Mild swelling of the limbs may be experienced during the first few days of exposure to heat, during the time when the plasma volume increases to allow for the increased blood flow to the skin. Cutaneous vasodilatation and pooling of increased interstitial fluid in dependent extremities results in swelling of the hands and feet. It is self-limiting, resolving in a few days.

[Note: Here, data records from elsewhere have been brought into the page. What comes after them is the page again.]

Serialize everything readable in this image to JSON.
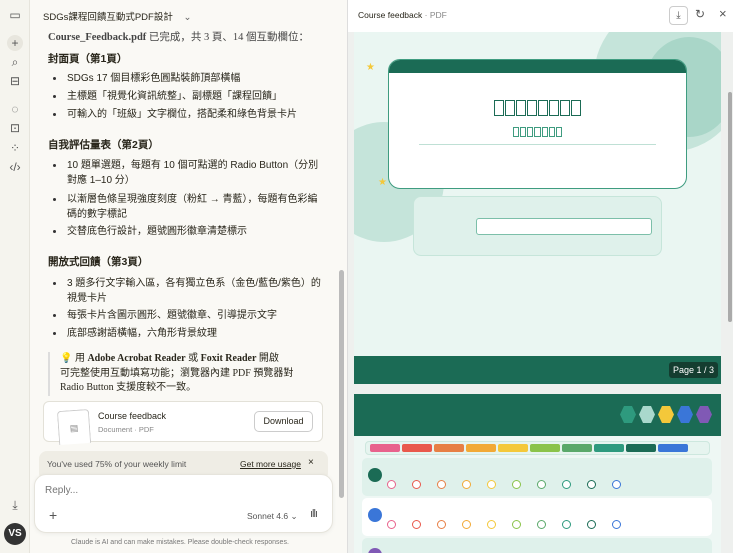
{
  "conversation": {
    "title": "SDGs課程回饋互動式PDF設計"
  },
  "message": {
    "intro_file": "Course_Feedback.pdf",
    "intro_rest": " 已完成，共 3 頁、14 個互動欄位：",
    "sections": [
      {
        "heading": "封面頁（第1頁）",
        "bullets": [
          "SDGs 17 個目標彩色圓點裝飾頂部橫幅",
          "主標題「視覺化資訊統整」、副標題「課程回饋」",
          "可輸入的「班級」文字欄位，搭配柔和綠色背景卡片"
        ]
      },
      {
        "heading": "自我評估量表（第2頁）",
        "bullets": [
          "10 題單選題，每題有 10 個可點選的 Radio Button（分別",
          "對應 1–10 分）",
          "以漸層色條呈現強度刻度（粉紅 → 青藍），每題有色彩編",
          "碼的數字標記",
          "交替底色行設計，題號圓形徽章清楚標示"
        ]
      },
      {
        "heading": "開放式回饋（第3頁）",
        "bullets": [
          "3 題多行文字輸入區，各有獨立色系（金色/藍色/紫色）的",
          "視覺卡片",
          "每張卡片含圖示圓形、題號徽章、引導提示文字",
          "底部感謝語橫幅，六角形背景紋理"
        ]
      }
    ],
    "tip": {
      "icon": "💡",
      "pre": " 用 ",
      "app1": "Adobe Acrobat Reader",
      "mid": " 或 ",
      "app2": "Foxit Reader",
      "post": " 開啟",
      "line2": "可完整使用互動填寫功能；瀏覽器內建 PDF 預覽器對",
      "line3": "Radio Button 支援度較不一致。"
    }
  },
  "artifact": {
    "name": "Course feedback",
    "meta": "Document · PDF",
    "download": "Download"
  },
  "usage": {
    "text": "You've used 75% of your weekly limit",
    "link": "Get more usage"
  },
  "composer": {
    "placeholder": "Reply...",
    "model": "Sonnet 4.6"
  },
  "footer": "Claude is AI and can make mistakes. Please double-check responses.",
  "avatar": "VS",
  "panel": {
    "title": "Course feedback",
    "type": "PDF",
    "page_indicator": "Page 1 / 3"
  },
  "colors": {
    "brand_green": "#1b6b55",
    "scale": [
      "#e8628c",
      "#e9594c",
      "#e77f45",
      "#f2a936",
      "#f4c83a",
      "#8bc34a",
      "#5aa86a",
      "#2e9a7e",
      "#1b6b55",
      "#3a76d8"
    ],
    "hex": [
      "#2e9a7e",
      "#a9d8cc",
      "#f4c83a",
      "#3a76d8",
      "#8059b5"
    ]
  }
}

Heat cramps are painful skeletal muscle spasms following prolonged exercise, often in the heat. They usually occur in the arms, legs, or abdomen from prolonged exercise and are thought to be due to dilutional hyponatremia, but also occur in cool conditions, e.g. swimming. Treatment is rest, prolonged stretches of affected muscle groups, and oral sodium replacement. If the individual is otherwise well, there is no association with HRI, but a raised core temperature should be treated promptly.

Miliaria rubra is an inflammatory skin eruption, which appears in actively sweating skin in humid conditions (or skin covered by clothing in dry environments). Each lesion represents a blocked sweat gland, which cannot function efficiently. The risk of HRI is increased in proportion to the amount of skin surface involved. Sleeplessness due to itching and secondary infection of occluded glands may further affect thermoregulation. Miliaria is treated by cooling and drying affected skin, avoiding sweating, controlling infection, and relieving itching. Sweat gland function recovers with replacement of the damaged skin, which takes 7–10 days.

Prevent if practicable by wearing loose, airy cotton clothing and taking regular cool showers. Treatment consists of frequent bathing in cool water, gently dabbing dry to prevent further damage, and application of talcum powder or calamine lotion. Air conditioning can help if available. Sedative antihistamines such as chlorphenamine (Piriton^®) may help to relieve symptoms and promote sleep at night, but sedative drugs should be avoided during the daytime as they may increase risk of accidents with machetes, etc.

NB Many general travellers who claim to have had ‘prickly heat’ may actually be describing polymorphic light eruption.

Sunburn reduces the thermoregulatory capacity of skin and also affects central thermoregulation; prevent by insisting on the use of adequate sun protection. Sunburnt individuals should be protected from significant heat stress until the burn has healed (see also Solar skin damage, p. 266).

Wound and skin infections are common in hot conditions and are covered in Chapter 9.